Tutumluluk, Türk Dil Kurumu sözlüğünde “Aşırı harcamalardan kaçınarak tasarruflu hareket etme, diğer bir deyişle savurgan olmama” anlamıyla yer almaktadır. İsraf yoluyla doğaya ve çevremize verdiğimiz zarar, en başta kendi yaşantımızı sonra çevremizdekileri ve ne yazık ki geleceğimizi etkilemektedir. Kulağımıza küpe olması gereken çok güzel bir özdeyiş var: “Tutumlu olan muhtaç olmaz.” İsrafa engel olarak çevresine zarar vermekten kaçınan toplumlar günümüzde hem iktisadi hem de sosyal olarak oldukça ileri seviyelerdedir. Açlıkla dünya çapında mücadele etmek amacıyla kurulan Birleşmiş Milletler Gıda ve Tarım Teşkilatı’na (FAO) göre 450 milyon insan açlık tehlikesiyle karşı karşıya bulunuyor. Bu tehdit altında bulunan insanların çoğunluğunu çocuklar oluşturuyor. Birleşmiş Milletler Uluslararası Çocuklara Yardım Fonu (UNICEF), her yıl bu şekilde 15 milyon çocuğun öldüğünü belirtiyor. Geleceğimizi tehdit eden bu tehlikeden hepimiz sorumluyuz.

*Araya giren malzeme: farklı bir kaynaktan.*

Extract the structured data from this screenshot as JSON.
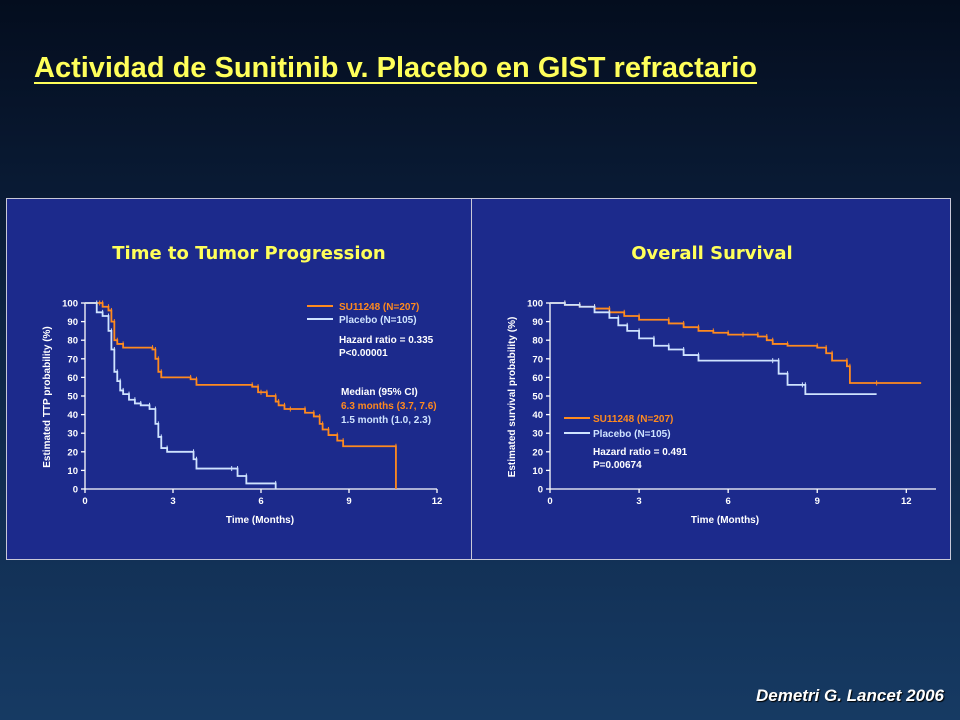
{
  "slide": {
    "title": "Actividad de Sunitinib v. Placebo en GIST refractario ",
    "citation": "Demetri G. Lancet 2006",
    "background_color": "#0d2444",
    "panel_color": "#1c2a8c",
    "title_color": "#ffff5a"
  },
  "chart_data": [
    {
      "type": "line",
      "title": "Time to Tumor Progression",
      "xlabel": "Time (Months)",
      "ylabel": "Estimated TTP probability (%)",
      "xlim": [
        0,
        12
      ],
      "ylim": [
        0,
        100
      ],
      "x_ticks": [
        0,
        3,
        6,
        9,
        12
      ],
      "y_ticks": [
        0,
        10,
        20,
        30,
        40,
        50,
        60,
        70,
        80,
        90,
        100
      ],
      "legend_position": "top-right",
      "series": [
        {
          "name": "SU11248 (N=207)",
          "color": "#ff8a1e",
          "x": [
            0,
            0.5,
            0.6,
            0.8,
            0.9,
            1.0,
            1.1,
            1.3,
            2.3,
            2.4,
            2.5,
            2.6,
            3.6,
            3.8,
            5.7,
            5.9,
            6.0,
            6.2,
            6.5,
            6.6,
            6.8,
            7.0,
            7.5,
            7.8,
            8.0,
            8.1,
            8.3,
            8.6,
            8.8,
            10.6,
            10.6
          ],
          "y": [
            100,
            100,
            98,
            96,
            90,
            80,
            78,
            76,
            75,
            70,
            63,
            60,
            59,
            56,
            55,
            52,
            52,
            50,
            47,
            45,
            43,
            43,
            41,
            39,
            35,
            32,
            29,
            26,
            23,
            23,
            0
          ]
        },
        {
          "name": "Placebo (N=105)",
          "color": "#cfe3ff",
          "x": [
            0,
            0.4,
            0.6,
            0.8,
            0.9,
            1.0,
            1.1,
            1.2,
            1.3,
            1.5,
            1.7,
            1.9,
            2.2,
            2.4,
            2.5,
            2.6,
            2.8,
            3.7,
            3.8,
            5.0,
            5.2,
            5.5,
            6.5,
            6.5
          ],
          "y": [
            100,
            95,
            93,
            85,
            75,
            63,
            58,
            53,
            51,
            48,
            46,
            45,
            43,
            35,
            28,
            22,
            20,
            16,
            11,
            11,
            7,
            3,
            3,
            0
          ]
        }
      ],
      "annotations": [
        "Hazard ratio = 0.335",
        "P<0.00001",
        "Median (95% CI)",
        "6.3 months  (3.7, 7.6)",
        "1.5 month  (1.0, 2.3)"
      ]
    },
    {
      "type": "line",
      "title": "Overall Survival",
      "xlabel": "Time (Months)",
      "ylabel": "Estimated survival probability (%)",
      "xlim": [
        0,
        13
      ],
      "ylim": [
        0,
        100
      ],
      "x_ticks": [
        0,
        3,
        6,
        9,
        12
      ],
      "y_ticks": [
        0,
        10,
        20,
        30,
        40,
        50,
        60,
        70,
        80,
        90,
        100
      ],
      "legend_position": "bottom-left",
      "series": [
        {
          "name": "SU11248 (N=207)",
          "color": "#ff8a1e",
          "x": [
            0,
            0.5,
            1.0,
            1.5,
            2.0,
            2.5,
            3.0,
            4.0,
            4.5,
            5.0,
            5.5,
            6.0,
            6.5,
            7.0,
            7.3,
            7.5,
            8.0,
            9.0,
            9.3,
            9.5,
            10.0,
            10.1,
            11.0,
            12.5
          ],
          "y": [
            100,
            99,
            98,
            97,
            95,
            93,
            91,
            89,
            87,
            85,
            84,
            83,
            83,
            82,
            80,
            78,
            77,
            76,
            73,
            69,
            66,
            57,
            57,
            57
          ]
        },
        {
          "name": "Placebo (N=105)",
          "color": "#cfe3ff",
          "x": [
            0,
            0.5,
            1.0,
            1.5,
            2.0,
            2.3,
            2.6,
            3.0,
            3.5,
            4.0,
            4.5,
            5.0,
            7.5,
            7.7,
            8.0,
            8.5,
            8.6,
            11.0
          ],
          "y": [
            100,
            99,
            98,
            95,
            92,
            88,
            85,
            81,
            77,
            75,
            72,
            69,
            69,
            62,
            56,
            56,
            51,
            51
          ]
        }
      ],
      "annotations": [
        "Hazard ratio = 0.491",
        "P=0.00674"
      ]
    }
  ]
}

Gelişmekte olan ve gelişmiş ülkelerde israf oranları her geçen gün artması yetmezmiş gibi zaten sınırlı olan dünya kaynakları da nüfus artışıyla birlikte hızla tükeniyor. Gelecekte su ve doğal kaynak savaşlarının çıkacağı herkes tarafından öngörülürken bu vurdumduymazlık niye diye sormak gerekiyor.
Aslında kaynaklarımız hiçbir zaman bol olmadı. İnsanlık olarak hep tasarruf etmemiz gerektiğini bildiğimiz halde dizginleyemediğimiz hırslarımız yüzünden israfın önüne geçemedik. Kendimiz ve birbirimiz ile savaşmaktan etrafımızdaki mükemmel doğaya saygılı olamadık; onu da kendi karanlığımıza çektik; kirletmeye çalıştık. “Ayağını yorganına göre uzat, damlaya damlaya göl olur; ak akçe kara gün içindir; sakla samanı gelir zamanı; har vurup harman savurma; tutumluluk, az şeyi çoğaltır, israf, çok şeyi azaltır; işten artmaz, dişten artar” gibi daha sayfalarca yazabileceğimiz tasarruf ile ilgili özlü sözler söylemiş insanlık yüzyıllardır. Ancak biz çoğunu sadece parasal konularda algılıyoruz. Oysa doğal kaynaklarımızın tümünde, zamanda, sağlıkta, üretimlerimizde kısaca bize ve çevremize ait her şeyde tutumlu olmalıyız, israfa izin vermemeliyiz.
İnsan ve beyin gücünün uygun alanlarda kullanılmaması da israftır. Türkiye, bu alanlardaki israf konusunda da dünya ülkeleri içerisinde ön sıralarda yer alır. Gereksinim duyduğumuz maddeleri, zamanımızı ve gücümüzü tasarruflu kullanmak zorundayız. Tasarruf etmeyeceğimiz yegane şeyler bilgi ve sevgimiz olmalıdır. Aslında israfa karşı en büyük iki düşman da bunlardır. Kendimize, çevremize, ülkemize, dünyamıza olan sevgimizi, bu şekilde davranarak gösterebiliriz. Yine bir özdeyiş ile yazıma son vermek istiyorum. Unutmayalım dostlar “akan su geri gelmez.”